© BRYAN SATALINOMost DNA does not code for proteins. And figuring out how, when, and where this genomic “dark matter” plays a role in gene regulation is a huge undertaking. Now, scientists have developed a tool that could help. In a paper published today (April 3) in Nature Biotechnology, a team from Duke University in Durham, North Carolina, describes a high-throughput screening technique that uses CRISPR-Cas9 epigenome editing to identify regulatory elements in the genomes of human cells.
“It turns out that most of the genetic variation that’s responsible for more common complex diseases—like cardiovascular disease, diabetes, and neurological disorders—actually happens in this region in between genes,” said coauthor Charles Gersbach of Duke. “The exciting thing is having methods available to annotate the function of the noncoding genome,” he added.
“The noncoding genome is vast, and it can be challenging to identify which regions are important for modulating protein-coding genes,” Neville Sanjana of New York University, who was not involved in the study, wrote in an email to The Scientist.
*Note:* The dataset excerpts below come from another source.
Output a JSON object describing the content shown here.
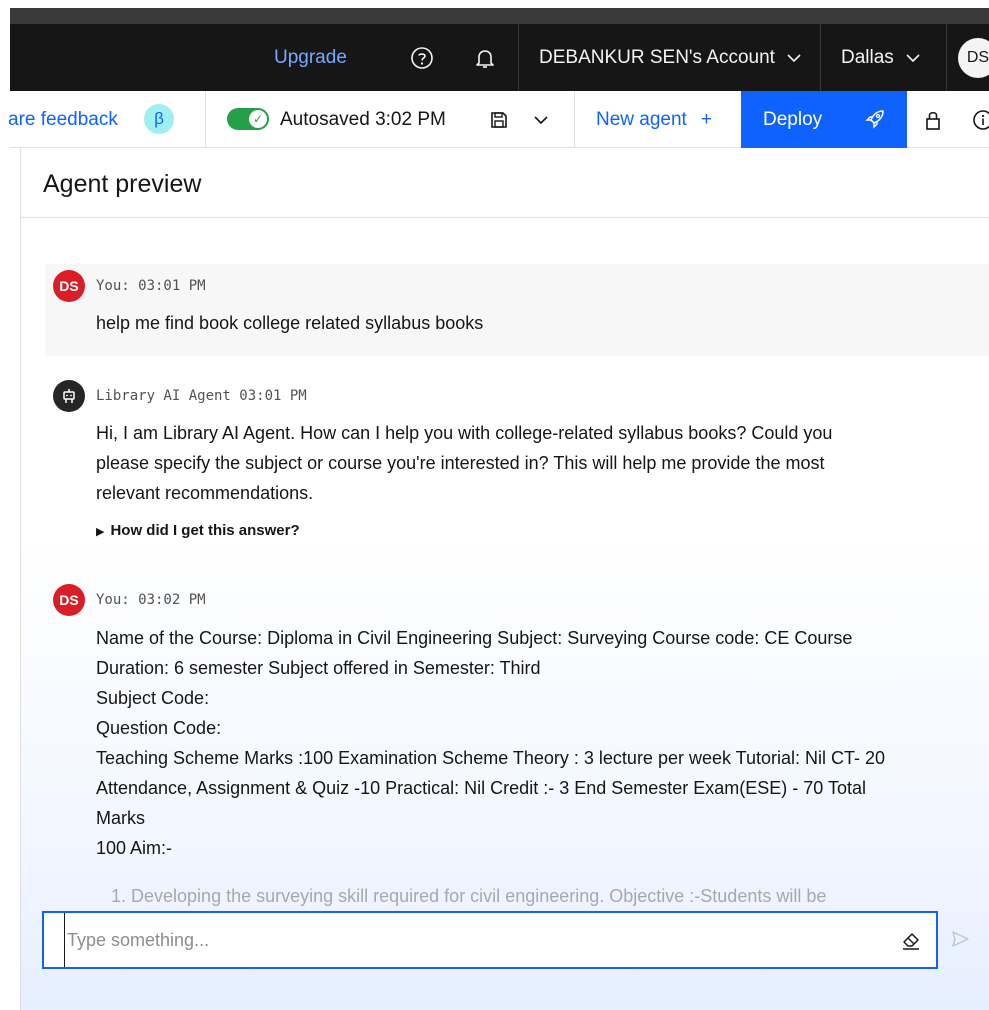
{
  "header": {
    "upgrade_label": "Upgrade",
    "account_label": "DEBANKUR SEN's Account",
    "region_label": "Dallas",
    "avatar_initials": "DS"
  },
  "toolbar": {
    "feedback_label": "are feedback",
    "beta_label": "β",
    "autosave_label": "Autosaved 3:02 PM",
    "new_agent_label": "New agent",
    "new_agent_plus": "+",
    "deploy_label": "Deploy"
  },
  "panel": {
    "title": "Agent preview"
  },
  "messages": [
    {
      "avatar": "DS",
      "meta": "You: 03:01 PM",
      "text": "help me find book college related syllabus books"
    },
    {
      "avatar_icon": "robot-icon",
      "meta": "Library AI Agent 03:01 PM",
      "lines": [
        "Hi, I am Library AI Agent. How can I help you with college-related syllabus books? Could you",
        "please specify the subject or course you're interested in? This will help me provide the most",
        "relevant recommendations."
      ],
      "link": "How did I get this answer?"
    },
    {
      "avatar": "DS",
      "meta": "You: 03:02 PM",
      "lines": [
        "Name of the Course: Diploma in Civil Engineering Subject: Surveying Course code: CE Course",
        "Duration: 6 semester Subject offered in Semester: Third",
        "Subject Code:",
        "Question Code:",
        "Teaching Scheme Marks :100 Examination Scheme Theory : 3 lecture per week Tutorial: Nil CT- 20",
        "Attendance, Assignment & Quiz -10 Practical: Nil Credit :- 3 End Semester Exam(ESE) - 70 Total",
        "Marks",
        "100 Aim:-"
      ],
      "fade": "1. Developing the surveying skill required for civil engineering. Objective :-Students will be"
    }
  ],
  "input": {
    "placeholder": "Type something..."
  }
}
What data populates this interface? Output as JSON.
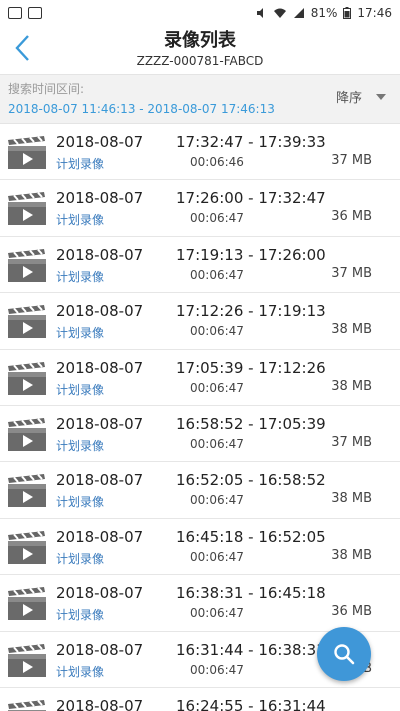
{
  "status_bar": {
    "battery": "81%",
    "time": "17:46"
  },
  "header": {
    "title": "录像列表",
    "device_id": "ZZZZ-000781-FABCD"
  },
  "filter": {
    "label": "搜索时间区间:",
    "range": "2018-08-07 11:46:13 - 2018-08-07 17:46:13",
    "sort": "降序"
  },
  "recordings": [
    {
      "date": "2018-08-07",
      "type": "计划录像",
      "time": "17:32:47 - 17:39:33",
      "duration": "00:06:46",
      "size": "37 MB"
    },
    {
      "date": "2018-08-07",
      "type": "计划录像",
      "time": "17:26:00 - 17:32:47",
      "duration": "00:06:47",
      "size": "36 MB"
    },
    {
      "date": "2018-08-07",
      "type": "计划录像",
      "time": "17:19:13 - 17:26:00",
      "duration": "00:06:47",
      "size": "37 MB"
    },
    {
      "date": "2018-08-07",
      "type": "计划录像",
      "time": "17:12:26 - 17:19:13",
      "duration": "00:06:47",
      "size": "38 MB"
    },
    {
      "date": "2018-08-07",
      "type": "计划录像",
      "time": "17:05:39 - 17:12:26",
      "duration": "00:06:47",
      "size": "38 MB"
    },
    {
      "date": "2018-08-07",
      "type": "计划录像",
      "time": "16:58:52 - 17:05:39",
      "duration": "00:06:47",
      "size": "37 MB"
    },
    {
      "date": "2018-08-07",
      "type": "计划录像",
      "time": "16:52:05 - 16:58:52",
      "duration": "00:06:47",
      "size": "38 MB"
    },
    {
      "date": "2018-08-07",
      "type": "计划录像",
      "time": "16:45:18 - 16:52:05",
      "duration": "00:06:47",
      "size": "38 MB"
    },
    {
      "date": "2018-08-07",
      "type": "计划录像",
      "time": "16:38:31 - 16:45:18",
      "duration": "00:06:47",
      "size": "36 MB"
    },
    {
      "date": "2018-08-07",
      "type": "计划录像",
      "time": "16:31:44 - 16:38:31",
      "duration": "00:06:47",
      "size": "37 MB"
    },
    {
      "date": "2018-08-07",
      "type": "",
      "time": "16:24:55 - 16:31:44",
      "duration": "",
      "size": ""
    }
  ]
}
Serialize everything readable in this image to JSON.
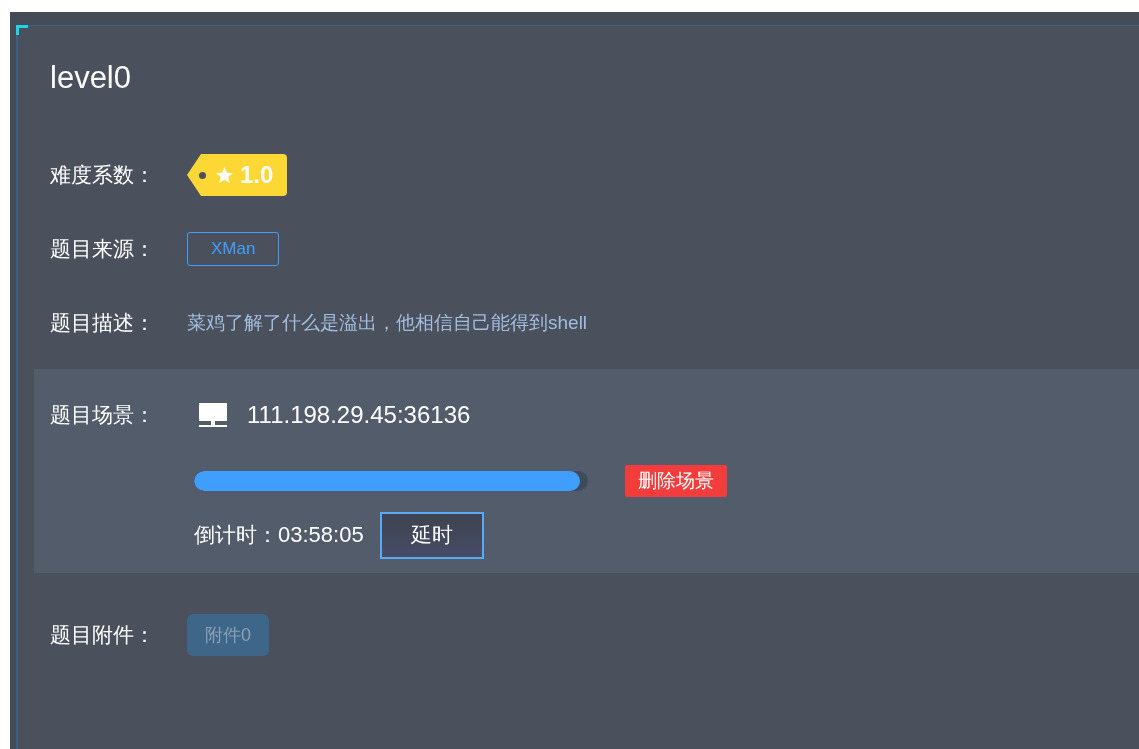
{
  "title": "level0",
  "difficulty": {
    "label": "难度系数：",
    "value": "1.0"
  },
  "source": {
    "label": "题目来源：",
    "tag": "XMan"
  },
  "description": {
    "label": "题目描述：",
    "text": "菜鸡了解了什么是溢出，他相信自己能得到shell"
  },
  "scene": {
    "label": "题目场景：",
    "address": "111.198.29.45:36136",
    "level": 0.98,
    "delete_button": "删除场景",
    "countdown_label": "倒计时：",
    "countdown": "03:58:05",
    "extend_button": "延时"
  },
  "attachments": {
    "label": "题目附件：",
    "files": [
      {
        "name": "附件0",
        "disabled": true
      }
    ]
  }
}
This study “harnesses CRISPR pooled screening technology to help us figure out where the functional regions in the noncoding genome [are],” he explained.
Gersbach and colleagues created lentiviral libraries of guide RNAs to target likely regulatory elements across several megabases of DNA surrounding two loci of interest: β-globin and HER2. They then generated cell lines with an integrated fluorescent protein to report on target gene activation.
The authors transduced their cell lines with one of two versions of the Cas9 protein with deactivated nuclease activity, dubbed dCas9. The repressor form of dCas9 recruits proteins that methylate lysine 9 on histone H3, leading to heterochromatin formation and gene repression in target sequences. The activator form of dCas9 binds to targeted DNA enhancers or promoters and facilitates the acetylation of lysine 27 on histone H3, which results in gene activation.
Next, the researchers transduced their cell lines with the libraries of guide RNAs at low levels to ensure that a single guide RNA would be present in each cell. They then sorted the cells based on fluorescence, and sequenced the guide RNA present in cells with especially high and low target gene expression.
Sequence identification confirmed known regulatory elements and revealed new roles for other DNA sequences. Many—though not all—of these sequences appeared in both activator and repressor screens. And some sequences seemed to play a regulatory role for a gene in one cell type, but not for the same gene in another cell type. Although the observed changes in gene expression were subtle, the authors validated the regulatory role of individual DNA sequences.
“We know that there are several aspects of the epigenome that correlate very strongly with changes in gene regulation, and it’s always been a struggle to turn those observations into a real understanding of how genes are actually regulated,” coauthor Tim Reddy of Duke told The Scientist.
“We don’t yet know if the particular epigenetic modification that we observe is the causal one,” Reddy said. “But we do know now from this, and from other work from our labs and others, that modifying the epigenome does indeed have a role in regulating some of these target genes.”
Richard Sherwood of the Brigham and Women’s Hospital in Boston, who did not participate in the study, said that this screening technique could help researchers interpret the large amounts of genomic data that has been generated as part of projects like ENCODE. “It’s exciting: the more tools we have in the toolbox, the more different questions we can approach,” Sherwood said.
Reddy, Gersbach, and their colleagues are working to scale up the screening technique, in order to examine candidate regulatory elements throughout the entire genome across different cell and tissue types. They also plan to leverage the technique in efforts to better understand certain diseases.
“There are so many places where we know gene regulation contributes to disease,” said Reddy. “Now we can start to get really clear new insights into the mechanisms that are causing those diseases, and those mechanisms themselves might be a pathway for therapy. Those mechanisms might help guide better diagnostics, they might help differentiate patients who do or do not respond to therapy, [and] that can inform better patient therapeutics.”
T.S. Klann et al., “CRISPR-Cas9 epigenome editing enables high-throughput screening for functional regulatory elements in the human genome,” Nature Biotechnol., doi:10.1038/nbt.3853, 2017.